A SECOND hot and dry harvest season has arrived for farmers in Yorkshire, and the combines are at work night and day in fields all over the county.

The NFU's Rachael Gillbanks said the fine weather means harvest is up to two weeks ahead of schedule for many, with much of the barley already brought in and the wheat fields next in line.

After the disastrously wet harvest of 2013, two years of better weather mean farmers have got their fields back in good condition and an early harvest this year means next year's crop can be planted in good time, and bodes well for 2015's harvest.

But all is not "home and dry" yet, according to Stockton on the Forest farmer Rosie Dunn.

Although the combine harvester started work around two weeks ago, they are not yet half way through their own 150 acres and the crops they cut for other farmers as contractors. Hurricane Bertha, making its way across the Atlantic from the Caribbean, could change the outlook, Rosie added.

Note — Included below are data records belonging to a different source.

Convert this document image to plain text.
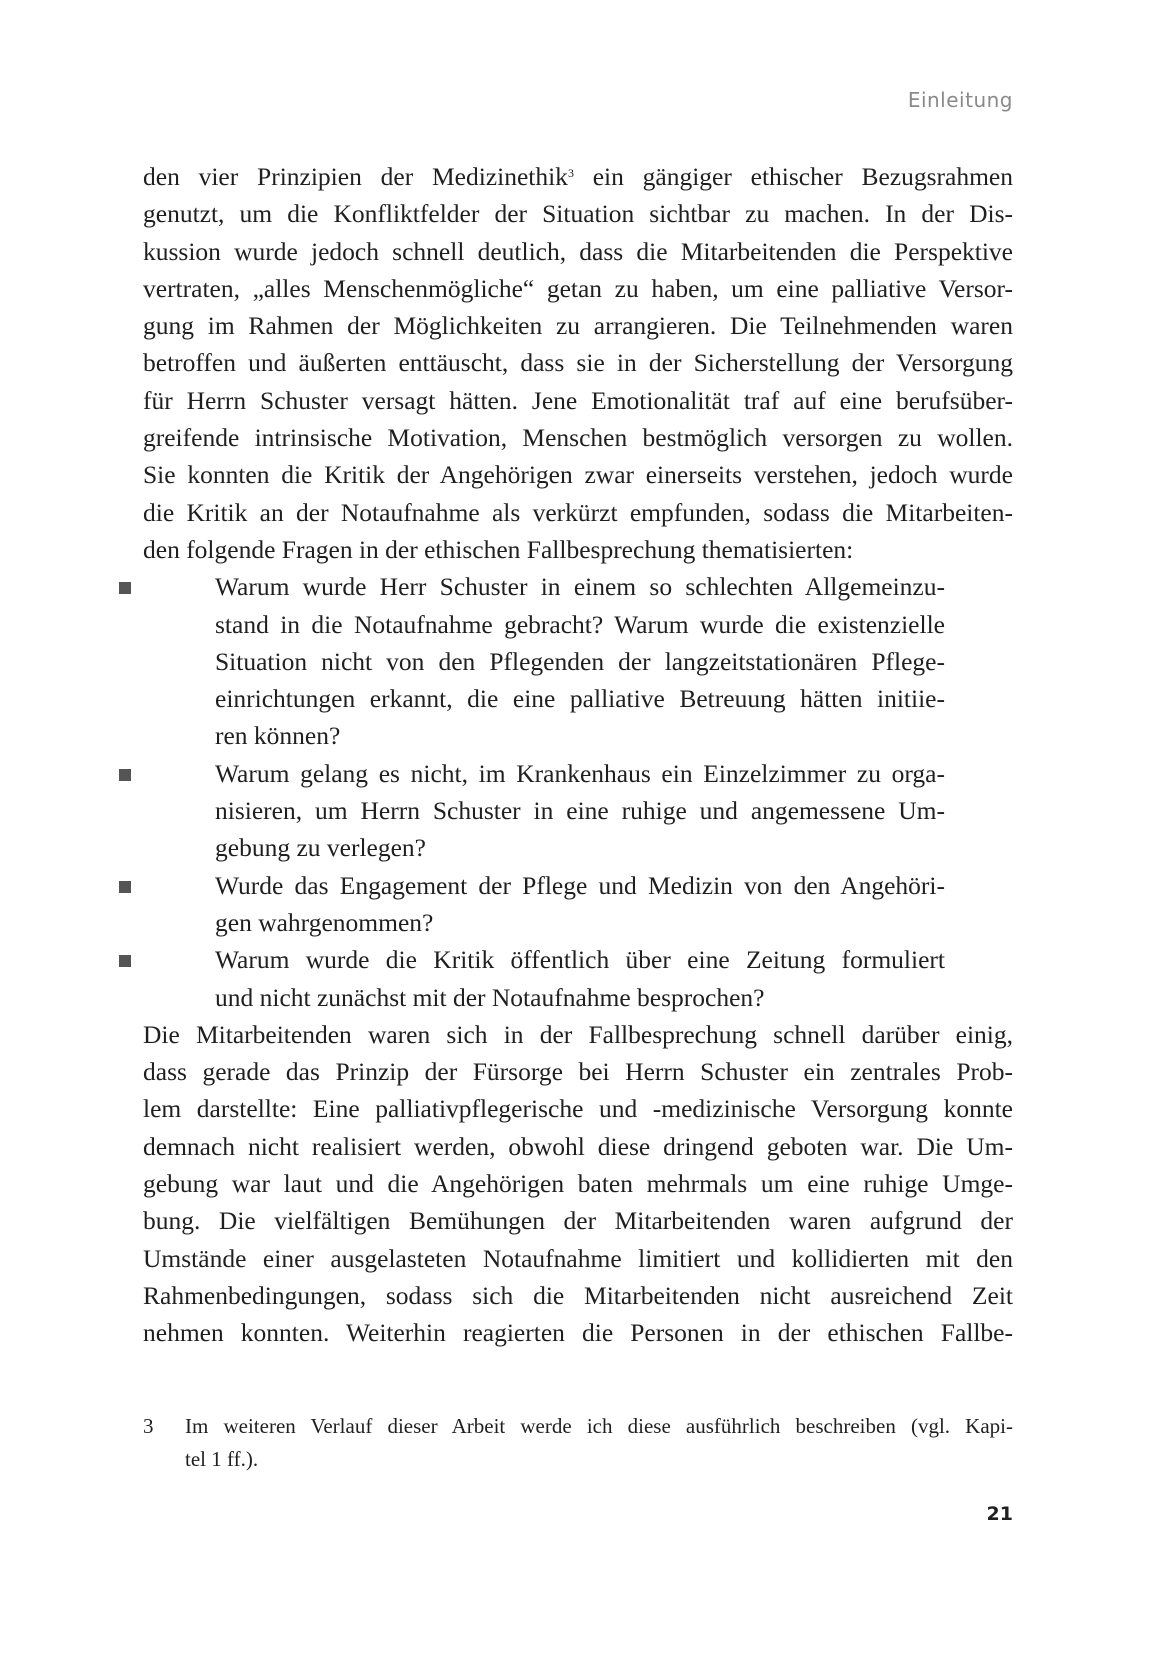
Einleitung
den vier Prinzipien der Medizinethik$^3$ ein gängiger ethischer Bezugsrahmen
genutzt, um die Konfliktfelder der Situation sichtbar zu machen. In der Dis-
kussion wurde jedoch schnell deutlich, dass die Mitarbeitenden die Perspektive
vertraten, „alles Menschenmögliche“ getan zu haben, um eine palliative Versor-
gung im Rahmen der Möglichkeiten zu arrangieren. Die Teilnehmenden waren
betroffen und äußerten enttäuscht, dass sie in der Sicherstellung der Versorgung
für Herrn Schuster versagt hätten. Jene Emotionalität traf auf eine berufsüber-
greifende intrinsische Motivation, Menschen bestmöglich versorgen zu wollen.
Sie konnten die Kritik der Angehörigen zwar einerseits verstehen, jedoch wurde
die Kritik an der Notaufnahme als verkürzt empfunden, sodass die Mitarbeiten-
den folgende Fragen in der ethischen Fallbesprechung thematisierten:
Warum wurde Herr Schuster in einem so schlechten Allgemeinzu-
stand in die Notaufnahme gebracht? Warum wurde die existenzielle
Situation nicht von den Pflegenden der langzeitstationären Pflege-
einrichtungen erkannt, die eine palliative Betreuung hätten initiie-
ren können?
Warum gelang es nicht, im Krankenhaus ein Einzelzimmer zu orga-
nisieren, um Herrn Schuster in eine ruhige und angemessene Um-
gebung zu verlegen?
Wurde das Engagement der Pflege und Medizin von den Angehöri-
gen wahrgenommen?
Warum wurde die Kritik öffentlich über eine Zeitung formuliert
und nicht zunächst mit der Notaufnahme besprochen?
Die Mitarbeitenden waren sich in der Fallbesprechung schnell darüber einig,
dass gerade das Prinzip der Fürsorge bei Herrn Schuster ein zentrales Prob-
lem darstellte: Eine palliativpflegerische und -medizinische Versorgung konnte
demnach nicht realisiert werden, obwohl diese dringend geboten war. Die Um-
gebung war laut und die Angehörigen baten mehrmals um eine ruhige Umge-
bung. Die vielfältigen Bemühungen der Mitarbeitenden waren aufgrund der
Umstände einer ausgelasteten Notaufnahme limitiert und kollidierten mit den
Rahmenbedingungen, sodass sich die Mitarbeitenden nicht ausreichend Zeit
nehmen konnten. Weiterhin reagierten die Personen in der ethischen Fallbe-
3 Im weiteren Verlauf dieser Arbeit werde ich diese ausführlich beschreiben (vgl. Kapi-
tel 1 ff.).
21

She said: "We got a good start, and if the weather had held we would be well on our way. But now there's a hurricane being tracked across from America, and a lot depends on where that ends up. It could land on the south, but a lot of the harvest is over there so it wouldn't have much impact. But if it lands up north, there's a lot of harvest left to do."

Days of changeable weather could put a dampener on the successful harvest so far, and prompt a mad rush to bring the crops in on time.

"We haven't had any all-nighters yet, but if the weather stays catchy then when there is good weather, you have to make on."